The Energy Department’s Savannah River site is making up for lost time.
For the last decade, the sites technology infrastructure was neglected as DoE decided in the 1990s to close the national lab.
Savannah River has since received a reprieve, but now it must improve its IT network to meet employees’ needs.
“We need to continue the path toward mobility,” said Phil Cirrulli, the chief information officer for the managing and operations contractor of the Savannah River site. “It’s been a challenge to find the money in an environment now where the country doesn’t have money and it translates down to you having less money. But mobility is very important because we have to make sure people can travel around the site and do same amount of work whether they are at their desk or not.”
Cirrulli, who is one of three CIOs at the national lab, is responsible for much of the IT infrastructure. He answers directly to Lewann Belton, the Energy Department’s career employee CIO at the site.

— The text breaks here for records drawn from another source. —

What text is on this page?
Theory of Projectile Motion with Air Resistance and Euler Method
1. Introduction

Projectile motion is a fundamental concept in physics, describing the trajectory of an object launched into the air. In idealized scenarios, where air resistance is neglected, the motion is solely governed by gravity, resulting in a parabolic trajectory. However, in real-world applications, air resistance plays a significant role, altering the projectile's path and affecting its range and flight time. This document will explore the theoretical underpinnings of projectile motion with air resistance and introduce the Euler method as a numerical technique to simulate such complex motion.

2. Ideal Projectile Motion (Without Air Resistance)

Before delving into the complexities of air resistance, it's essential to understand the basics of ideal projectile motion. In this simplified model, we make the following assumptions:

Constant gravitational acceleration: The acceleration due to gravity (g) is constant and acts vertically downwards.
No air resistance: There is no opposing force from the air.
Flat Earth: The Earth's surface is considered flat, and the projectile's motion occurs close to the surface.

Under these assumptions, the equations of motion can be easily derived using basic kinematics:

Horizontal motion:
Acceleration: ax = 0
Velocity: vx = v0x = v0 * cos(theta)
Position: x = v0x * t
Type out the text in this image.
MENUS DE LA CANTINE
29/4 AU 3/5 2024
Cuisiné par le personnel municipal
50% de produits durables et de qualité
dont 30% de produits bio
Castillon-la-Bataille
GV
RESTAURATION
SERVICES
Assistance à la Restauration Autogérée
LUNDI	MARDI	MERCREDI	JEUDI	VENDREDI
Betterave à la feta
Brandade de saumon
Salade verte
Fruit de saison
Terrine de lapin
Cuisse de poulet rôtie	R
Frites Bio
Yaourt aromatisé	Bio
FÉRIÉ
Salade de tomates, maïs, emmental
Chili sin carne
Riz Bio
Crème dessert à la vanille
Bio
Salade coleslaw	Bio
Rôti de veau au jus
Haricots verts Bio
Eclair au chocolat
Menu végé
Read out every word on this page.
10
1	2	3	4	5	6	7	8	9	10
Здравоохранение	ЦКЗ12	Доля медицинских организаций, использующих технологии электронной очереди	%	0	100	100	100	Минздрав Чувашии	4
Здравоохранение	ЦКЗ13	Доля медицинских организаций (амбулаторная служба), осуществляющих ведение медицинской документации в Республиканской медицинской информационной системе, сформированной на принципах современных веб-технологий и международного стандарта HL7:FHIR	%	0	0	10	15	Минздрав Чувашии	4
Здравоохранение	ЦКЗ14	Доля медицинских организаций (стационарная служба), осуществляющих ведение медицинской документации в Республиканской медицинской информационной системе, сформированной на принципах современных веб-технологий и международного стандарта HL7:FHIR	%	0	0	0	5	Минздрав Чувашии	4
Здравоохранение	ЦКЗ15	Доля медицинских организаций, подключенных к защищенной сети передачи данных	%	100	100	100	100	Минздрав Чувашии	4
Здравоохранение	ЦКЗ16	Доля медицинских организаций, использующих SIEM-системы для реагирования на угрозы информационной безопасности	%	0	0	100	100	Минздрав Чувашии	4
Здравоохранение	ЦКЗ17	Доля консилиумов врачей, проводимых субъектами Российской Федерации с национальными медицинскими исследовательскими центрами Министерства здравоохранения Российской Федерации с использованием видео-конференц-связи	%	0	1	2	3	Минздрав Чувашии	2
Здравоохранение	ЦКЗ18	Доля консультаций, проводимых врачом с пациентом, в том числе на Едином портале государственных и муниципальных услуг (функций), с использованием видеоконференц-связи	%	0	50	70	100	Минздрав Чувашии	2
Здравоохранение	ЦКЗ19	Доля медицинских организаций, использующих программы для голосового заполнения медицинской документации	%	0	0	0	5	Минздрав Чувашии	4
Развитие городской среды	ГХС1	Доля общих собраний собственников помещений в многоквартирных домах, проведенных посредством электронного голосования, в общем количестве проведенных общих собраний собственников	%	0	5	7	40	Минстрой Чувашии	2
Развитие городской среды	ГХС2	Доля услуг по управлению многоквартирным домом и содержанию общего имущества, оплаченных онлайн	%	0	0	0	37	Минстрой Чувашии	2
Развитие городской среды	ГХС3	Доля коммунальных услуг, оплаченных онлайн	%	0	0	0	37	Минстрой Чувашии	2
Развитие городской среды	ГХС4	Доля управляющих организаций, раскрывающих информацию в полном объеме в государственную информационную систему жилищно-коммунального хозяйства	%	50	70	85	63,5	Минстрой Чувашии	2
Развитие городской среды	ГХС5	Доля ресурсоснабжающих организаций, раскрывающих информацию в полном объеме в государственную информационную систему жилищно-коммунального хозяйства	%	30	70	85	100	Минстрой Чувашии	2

The development of the infrastructure to run mobile hardware and software isn’t just a matter of putting up a few WiFi modems. Cirrulli says the Savannah River site is 310 square miles, 90 percent of which is not developed and includes tall Pine trees and other rugged terrain features.
“You have to think about how you get coverage across the site,” he said. “Verizon is our partner and they don’t want to put up towers everywhere. So we are using WiMax, which is a line of site technology. We are mounting access points on poles across the site and that lets us get coverage of one-fourth to one-third of a mile. The next phase getting those access points to be available in buildings and then to the employee on the move.”
Eventually, Cirrulli said the network will run WiFi, video conferencing, iPads, iPhones and other mobile devices.
“We are embarking on a pilot to see how we can provide tools our employees so they can get to their information anywhere, anytime and through any device,” he said.
Cirrulli said under the pilot, employees receive government furnished iPhones, iPads, and other smartphone or tablet devices. They can access calendar, contacts and email, and some applications data, but none of the information is stored on the device.
Savannah also is letting employees connect their own devices to the network through a virtual private network.
Cirrulli said he’s doing all of this without new money. Instead, he’s renegotiating existing contracts for hardware, software and services, and using some of the savings to pay for new capabilities.